Tate & Lyle in July announced it had agreed to sell a controlling stake in a new company (NewCo) and its subsidiaries to KPS Capital Partners LP. The new company will include the Primary Products business in North America and Latin America and its interests in the Almidones Mexicanos SA de CV and DuPont Tate & Lyle Bio-Products Co., LLC joint ventures. The transaction is on track to be completed in the first quarter of 2022. Tate & Lyle will report results from the new company as discontinued operations for all of the fiscal year ending March 31, 2022.

“The legal restructuring required to separate NewCo from Tate & Lyle is making good progress, and the information technology separation to enable both Tate & Lyle and NewCo to report financially on a stand-alone basis from completion is also proceeding as planned,” Mr. Hampton said in the pre-recorded presentation. “I'm pleased to say we remain on track to complete the transaction in the first quarter of the 2022 calendar year.”

Continued operations, which includes Food and Beverage Solutions and Sucralose, had revenue of £656 million over the six-month period, which was up 11% from £592 million.

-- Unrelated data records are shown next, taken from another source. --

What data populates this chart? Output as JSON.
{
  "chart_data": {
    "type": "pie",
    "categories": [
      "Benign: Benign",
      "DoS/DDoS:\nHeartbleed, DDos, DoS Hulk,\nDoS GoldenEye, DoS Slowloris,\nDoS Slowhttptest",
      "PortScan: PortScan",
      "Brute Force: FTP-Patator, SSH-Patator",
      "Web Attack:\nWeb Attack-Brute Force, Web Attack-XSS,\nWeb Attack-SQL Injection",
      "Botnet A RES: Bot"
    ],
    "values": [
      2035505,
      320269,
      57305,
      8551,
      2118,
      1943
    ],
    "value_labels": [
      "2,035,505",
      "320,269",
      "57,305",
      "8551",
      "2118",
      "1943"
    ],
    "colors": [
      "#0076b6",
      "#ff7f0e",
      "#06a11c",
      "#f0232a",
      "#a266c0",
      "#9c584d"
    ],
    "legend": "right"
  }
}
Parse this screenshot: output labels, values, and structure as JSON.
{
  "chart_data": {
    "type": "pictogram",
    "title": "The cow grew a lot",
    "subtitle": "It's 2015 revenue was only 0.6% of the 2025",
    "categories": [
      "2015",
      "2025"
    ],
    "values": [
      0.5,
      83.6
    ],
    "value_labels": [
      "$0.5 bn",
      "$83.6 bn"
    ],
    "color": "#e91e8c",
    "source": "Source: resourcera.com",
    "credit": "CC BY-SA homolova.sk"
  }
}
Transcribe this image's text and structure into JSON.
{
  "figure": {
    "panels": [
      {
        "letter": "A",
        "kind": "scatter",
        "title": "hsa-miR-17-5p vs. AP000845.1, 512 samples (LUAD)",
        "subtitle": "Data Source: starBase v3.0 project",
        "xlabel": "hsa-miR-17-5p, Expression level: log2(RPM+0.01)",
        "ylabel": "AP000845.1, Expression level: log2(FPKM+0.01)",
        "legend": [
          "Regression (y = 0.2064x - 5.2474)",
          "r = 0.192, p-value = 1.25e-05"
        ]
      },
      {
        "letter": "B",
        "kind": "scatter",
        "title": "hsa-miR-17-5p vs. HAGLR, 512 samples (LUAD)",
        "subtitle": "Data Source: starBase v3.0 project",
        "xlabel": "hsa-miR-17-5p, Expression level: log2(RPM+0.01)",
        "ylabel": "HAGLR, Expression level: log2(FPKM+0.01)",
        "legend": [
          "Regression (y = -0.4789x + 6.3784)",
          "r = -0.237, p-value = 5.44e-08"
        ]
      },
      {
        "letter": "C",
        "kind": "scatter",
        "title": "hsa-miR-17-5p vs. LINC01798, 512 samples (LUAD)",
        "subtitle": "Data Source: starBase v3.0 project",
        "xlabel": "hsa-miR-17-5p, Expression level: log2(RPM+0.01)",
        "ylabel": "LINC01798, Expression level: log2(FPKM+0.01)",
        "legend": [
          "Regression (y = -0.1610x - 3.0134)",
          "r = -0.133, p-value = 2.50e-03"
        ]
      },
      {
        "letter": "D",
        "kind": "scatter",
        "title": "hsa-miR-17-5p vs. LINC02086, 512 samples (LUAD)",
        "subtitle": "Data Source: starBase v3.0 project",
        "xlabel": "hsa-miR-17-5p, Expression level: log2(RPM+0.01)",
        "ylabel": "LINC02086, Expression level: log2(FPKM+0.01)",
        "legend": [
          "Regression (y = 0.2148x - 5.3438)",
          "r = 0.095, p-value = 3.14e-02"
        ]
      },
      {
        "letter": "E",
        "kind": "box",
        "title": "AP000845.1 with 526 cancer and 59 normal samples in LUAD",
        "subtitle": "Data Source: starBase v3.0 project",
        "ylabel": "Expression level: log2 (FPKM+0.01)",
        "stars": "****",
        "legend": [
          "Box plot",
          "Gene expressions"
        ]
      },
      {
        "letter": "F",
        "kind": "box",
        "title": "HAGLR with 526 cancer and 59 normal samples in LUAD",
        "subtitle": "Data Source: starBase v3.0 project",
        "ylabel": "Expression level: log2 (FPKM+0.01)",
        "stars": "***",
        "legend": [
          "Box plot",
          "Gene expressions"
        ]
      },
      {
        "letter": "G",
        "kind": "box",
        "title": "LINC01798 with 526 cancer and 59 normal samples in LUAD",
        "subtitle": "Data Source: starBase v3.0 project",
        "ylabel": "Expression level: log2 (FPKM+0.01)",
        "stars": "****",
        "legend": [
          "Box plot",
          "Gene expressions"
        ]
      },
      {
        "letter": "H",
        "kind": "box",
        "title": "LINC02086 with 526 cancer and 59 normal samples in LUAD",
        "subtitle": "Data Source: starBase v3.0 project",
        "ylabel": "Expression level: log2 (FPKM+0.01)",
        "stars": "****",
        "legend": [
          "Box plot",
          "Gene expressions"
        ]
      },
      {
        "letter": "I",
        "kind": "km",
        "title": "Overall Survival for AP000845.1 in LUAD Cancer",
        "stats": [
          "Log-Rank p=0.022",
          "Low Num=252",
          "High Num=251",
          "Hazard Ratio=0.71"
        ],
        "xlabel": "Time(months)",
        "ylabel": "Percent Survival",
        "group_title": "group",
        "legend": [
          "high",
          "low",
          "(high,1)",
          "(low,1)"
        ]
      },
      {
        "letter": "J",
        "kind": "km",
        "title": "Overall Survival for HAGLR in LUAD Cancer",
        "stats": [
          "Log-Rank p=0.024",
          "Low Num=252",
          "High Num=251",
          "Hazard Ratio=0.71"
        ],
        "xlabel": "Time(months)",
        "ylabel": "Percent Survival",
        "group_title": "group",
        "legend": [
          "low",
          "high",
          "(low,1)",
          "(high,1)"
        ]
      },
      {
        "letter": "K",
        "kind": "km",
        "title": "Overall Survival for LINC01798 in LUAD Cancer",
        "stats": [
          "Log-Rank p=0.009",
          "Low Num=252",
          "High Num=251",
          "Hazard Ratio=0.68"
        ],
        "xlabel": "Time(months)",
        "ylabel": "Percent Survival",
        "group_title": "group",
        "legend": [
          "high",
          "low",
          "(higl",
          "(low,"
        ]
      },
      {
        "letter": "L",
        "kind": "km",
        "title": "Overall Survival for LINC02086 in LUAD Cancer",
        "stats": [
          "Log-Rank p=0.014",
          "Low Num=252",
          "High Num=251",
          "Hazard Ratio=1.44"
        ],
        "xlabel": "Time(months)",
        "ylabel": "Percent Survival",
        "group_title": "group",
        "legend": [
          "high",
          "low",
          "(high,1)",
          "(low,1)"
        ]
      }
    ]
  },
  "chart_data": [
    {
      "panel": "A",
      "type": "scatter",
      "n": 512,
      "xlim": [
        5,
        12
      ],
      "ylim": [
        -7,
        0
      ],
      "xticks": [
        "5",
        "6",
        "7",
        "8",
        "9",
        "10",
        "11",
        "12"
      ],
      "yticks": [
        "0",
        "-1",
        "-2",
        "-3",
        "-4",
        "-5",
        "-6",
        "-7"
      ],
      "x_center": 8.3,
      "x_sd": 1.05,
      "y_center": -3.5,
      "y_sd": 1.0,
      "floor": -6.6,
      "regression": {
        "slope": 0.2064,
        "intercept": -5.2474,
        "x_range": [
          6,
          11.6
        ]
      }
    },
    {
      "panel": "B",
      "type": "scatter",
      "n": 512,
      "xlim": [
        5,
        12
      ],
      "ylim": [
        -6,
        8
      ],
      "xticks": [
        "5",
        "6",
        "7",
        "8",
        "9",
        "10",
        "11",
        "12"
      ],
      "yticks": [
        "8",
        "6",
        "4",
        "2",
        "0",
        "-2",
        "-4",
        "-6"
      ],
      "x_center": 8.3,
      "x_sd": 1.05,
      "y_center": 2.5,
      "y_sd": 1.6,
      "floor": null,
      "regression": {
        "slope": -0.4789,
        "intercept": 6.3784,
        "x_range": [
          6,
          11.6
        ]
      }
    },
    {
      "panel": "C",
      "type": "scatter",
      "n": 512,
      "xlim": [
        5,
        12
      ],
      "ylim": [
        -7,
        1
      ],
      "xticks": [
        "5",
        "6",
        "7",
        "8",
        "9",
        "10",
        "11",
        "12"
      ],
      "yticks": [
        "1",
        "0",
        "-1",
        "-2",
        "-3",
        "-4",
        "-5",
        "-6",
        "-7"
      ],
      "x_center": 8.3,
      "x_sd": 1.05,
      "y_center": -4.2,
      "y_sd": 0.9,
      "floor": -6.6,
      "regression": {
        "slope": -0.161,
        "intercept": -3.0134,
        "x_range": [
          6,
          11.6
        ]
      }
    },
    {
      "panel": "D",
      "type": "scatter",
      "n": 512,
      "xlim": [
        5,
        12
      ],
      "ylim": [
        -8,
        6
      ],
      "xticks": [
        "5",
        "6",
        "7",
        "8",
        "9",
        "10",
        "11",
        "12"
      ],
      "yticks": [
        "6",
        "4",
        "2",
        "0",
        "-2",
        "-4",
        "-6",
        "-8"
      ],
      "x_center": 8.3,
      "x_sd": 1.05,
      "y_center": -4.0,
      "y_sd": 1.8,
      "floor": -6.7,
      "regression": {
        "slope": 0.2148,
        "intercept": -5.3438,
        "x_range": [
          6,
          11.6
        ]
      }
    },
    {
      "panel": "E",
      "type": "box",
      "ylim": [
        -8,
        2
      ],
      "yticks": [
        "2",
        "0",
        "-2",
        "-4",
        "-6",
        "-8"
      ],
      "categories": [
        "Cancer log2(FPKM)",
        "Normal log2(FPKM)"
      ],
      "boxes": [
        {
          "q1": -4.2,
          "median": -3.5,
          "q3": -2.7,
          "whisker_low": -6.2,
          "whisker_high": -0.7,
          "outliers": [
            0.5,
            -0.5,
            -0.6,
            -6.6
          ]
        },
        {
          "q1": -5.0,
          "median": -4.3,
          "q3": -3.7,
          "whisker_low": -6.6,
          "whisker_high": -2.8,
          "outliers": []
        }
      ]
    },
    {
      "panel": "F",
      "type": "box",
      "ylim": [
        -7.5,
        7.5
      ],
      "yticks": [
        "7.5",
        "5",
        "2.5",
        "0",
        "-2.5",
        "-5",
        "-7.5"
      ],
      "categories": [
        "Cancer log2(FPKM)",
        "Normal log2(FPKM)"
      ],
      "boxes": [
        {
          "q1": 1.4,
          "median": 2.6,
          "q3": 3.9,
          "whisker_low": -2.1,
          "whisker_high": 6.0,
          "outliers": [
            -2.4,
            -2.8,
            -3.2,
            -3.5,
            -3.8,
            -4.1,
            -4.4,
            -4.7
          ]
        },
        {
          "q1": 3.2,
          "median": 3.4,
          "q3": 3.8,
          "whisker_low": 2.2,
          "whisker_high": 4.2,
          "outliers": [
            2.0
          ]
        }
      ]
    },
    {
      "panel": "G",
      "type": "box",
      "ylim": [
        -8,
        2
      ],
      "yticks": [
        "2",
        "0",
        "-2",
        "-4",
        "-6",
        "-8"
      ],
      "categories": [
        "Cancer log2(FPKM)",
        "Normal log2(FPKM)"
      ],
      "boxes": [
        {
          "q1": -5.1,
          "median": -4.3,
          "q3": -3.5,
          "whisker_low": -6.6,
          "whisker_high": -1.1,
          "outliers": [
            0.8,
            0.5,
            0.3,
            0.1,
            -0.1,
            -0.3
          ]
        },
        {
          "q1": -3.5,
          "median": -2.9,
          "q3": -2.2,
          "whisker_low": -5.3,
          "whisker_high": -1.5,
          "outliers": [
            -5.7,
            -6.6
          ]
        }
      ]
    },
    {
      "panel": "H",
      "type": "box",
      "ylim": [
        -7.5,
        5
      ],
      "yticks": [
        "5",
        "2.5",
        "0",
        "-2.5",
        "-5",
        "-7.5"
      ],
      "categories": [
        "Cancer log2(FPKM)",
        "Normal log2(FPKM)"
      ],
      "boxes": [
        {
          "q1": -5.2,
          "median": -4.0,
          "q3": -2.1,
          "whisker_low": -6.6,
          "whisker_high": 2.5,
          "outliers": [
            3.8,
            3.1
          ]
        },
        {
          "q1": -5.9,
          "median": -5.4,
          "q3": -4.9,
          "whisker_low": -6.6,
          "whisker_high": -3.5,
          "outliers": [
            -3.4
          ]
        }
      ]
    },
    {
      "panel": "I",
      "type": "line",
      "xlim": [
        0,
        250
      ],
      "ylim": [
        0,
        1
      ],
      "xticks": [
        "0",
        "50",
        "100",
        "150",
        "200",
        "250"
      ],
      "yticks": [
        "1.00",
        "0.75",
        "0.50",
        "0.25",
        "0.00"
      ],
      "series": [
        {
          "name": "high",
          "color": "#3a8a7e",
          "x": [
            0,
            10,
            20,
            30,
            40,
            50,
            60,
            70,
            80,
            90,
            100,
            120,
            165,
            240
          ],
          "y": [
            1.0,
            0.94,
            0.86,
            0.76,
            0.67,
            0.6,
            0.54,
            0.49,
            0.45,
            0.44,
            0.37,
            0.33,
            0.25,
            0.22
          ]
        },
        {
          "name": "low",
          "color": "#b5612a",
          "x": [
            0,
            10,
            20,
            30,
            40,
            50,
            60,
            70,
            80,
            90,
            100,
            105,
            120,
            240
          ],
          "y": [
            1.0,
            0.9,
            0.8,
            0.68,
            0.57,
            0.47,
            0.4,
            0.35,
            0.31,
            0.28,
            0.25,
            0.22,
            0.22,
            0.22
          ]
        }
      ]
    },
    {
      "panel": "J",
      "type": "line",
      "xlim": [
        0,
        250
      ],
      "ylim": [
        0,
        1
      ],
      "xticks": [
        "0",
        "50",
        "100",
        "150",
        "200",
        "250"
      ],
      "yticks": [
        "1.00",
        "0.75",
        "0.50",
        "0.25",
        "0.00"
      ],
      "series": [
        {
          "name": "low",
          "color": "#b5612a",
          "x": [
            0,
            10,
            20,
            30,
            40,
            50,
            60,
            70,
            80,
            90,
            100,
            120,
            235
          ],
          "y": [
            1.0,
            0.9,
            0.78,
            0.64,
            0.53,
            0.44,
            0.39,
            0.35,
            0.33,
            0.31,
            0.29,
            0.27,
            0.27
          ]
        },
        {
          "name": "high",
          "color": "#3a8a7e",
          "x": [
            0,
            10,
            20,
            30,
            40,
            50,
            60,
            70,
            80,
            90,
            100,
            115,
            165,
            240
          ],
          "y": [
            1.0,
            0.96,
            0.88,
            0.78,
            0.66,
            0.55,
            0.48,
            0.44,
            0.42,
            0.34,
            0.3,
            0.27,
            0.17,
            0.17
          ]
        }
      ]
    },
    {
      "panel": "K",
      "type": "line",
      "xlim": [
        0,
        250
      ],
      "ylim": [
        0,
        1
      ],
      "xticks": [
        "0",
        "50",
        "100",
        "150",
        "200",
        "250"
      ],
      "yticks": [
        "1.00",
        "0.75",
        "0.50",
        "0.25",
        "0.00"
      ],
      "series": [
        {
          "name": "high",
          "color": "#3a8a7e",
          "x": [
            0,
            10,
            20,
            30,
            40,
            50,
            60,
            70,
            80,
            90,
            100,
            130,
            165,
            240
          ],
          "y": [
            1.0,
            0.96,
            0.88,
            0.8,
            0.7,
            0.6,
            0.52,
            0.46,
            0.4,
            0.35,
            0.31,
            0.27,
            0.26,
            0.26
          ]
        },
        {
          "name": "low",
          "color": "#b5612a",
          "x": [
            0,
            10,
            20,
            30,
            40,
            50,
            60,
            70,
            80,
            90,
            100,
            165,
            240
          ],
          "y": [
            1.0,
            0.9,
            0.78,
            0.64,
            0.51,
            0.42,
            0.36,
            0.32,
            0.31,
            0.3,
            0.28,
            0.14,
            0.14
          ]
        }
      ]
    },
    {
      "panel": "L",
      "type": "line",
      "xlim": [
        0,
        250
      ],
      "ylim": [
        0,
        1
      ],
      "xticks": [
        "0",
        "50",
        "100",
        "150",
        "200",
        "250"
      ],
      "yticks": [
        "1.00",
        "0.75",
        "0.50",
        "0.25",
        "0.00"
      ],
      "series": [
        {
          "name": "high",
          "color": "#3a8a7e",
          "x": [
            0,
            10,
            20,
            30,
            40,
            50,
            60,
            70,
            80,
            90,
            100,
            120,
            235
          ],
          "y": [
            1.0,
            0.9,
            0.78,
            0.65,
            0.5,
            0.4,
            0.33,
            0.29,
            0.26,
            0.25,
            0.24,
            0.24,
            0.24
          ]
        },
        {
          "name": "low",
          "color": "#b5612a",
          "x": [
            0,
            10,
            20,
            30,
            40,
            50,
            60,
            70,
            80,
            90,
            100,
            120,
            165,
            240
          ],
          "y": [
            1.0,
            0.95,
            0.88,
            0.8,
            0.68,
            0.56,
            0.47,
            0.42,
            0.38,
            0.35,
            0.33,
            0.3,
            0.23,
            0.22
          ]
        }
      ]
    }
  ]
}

Discontinued operations included sweeteners, starches and commodities in the six-month financial results. Volume was up 3% while revenue increased 22%. When compared to the six months ended Sept. 30, 2019, volume was down 5% while revenue was 15% higher.

Cost inflation added up to £26 million ($35 million) in the first half of the year in areas such as energy, labor, consumables and transportation. Tate & Lyle mitigated the inflation through productivity benefits of £14 million, pricing of £10 million and cost discipline. Tate & Lyle expects cost inflation to increase in the second half of the fiscal year. Pricing will play a greater role in the company’s mitigation efforts.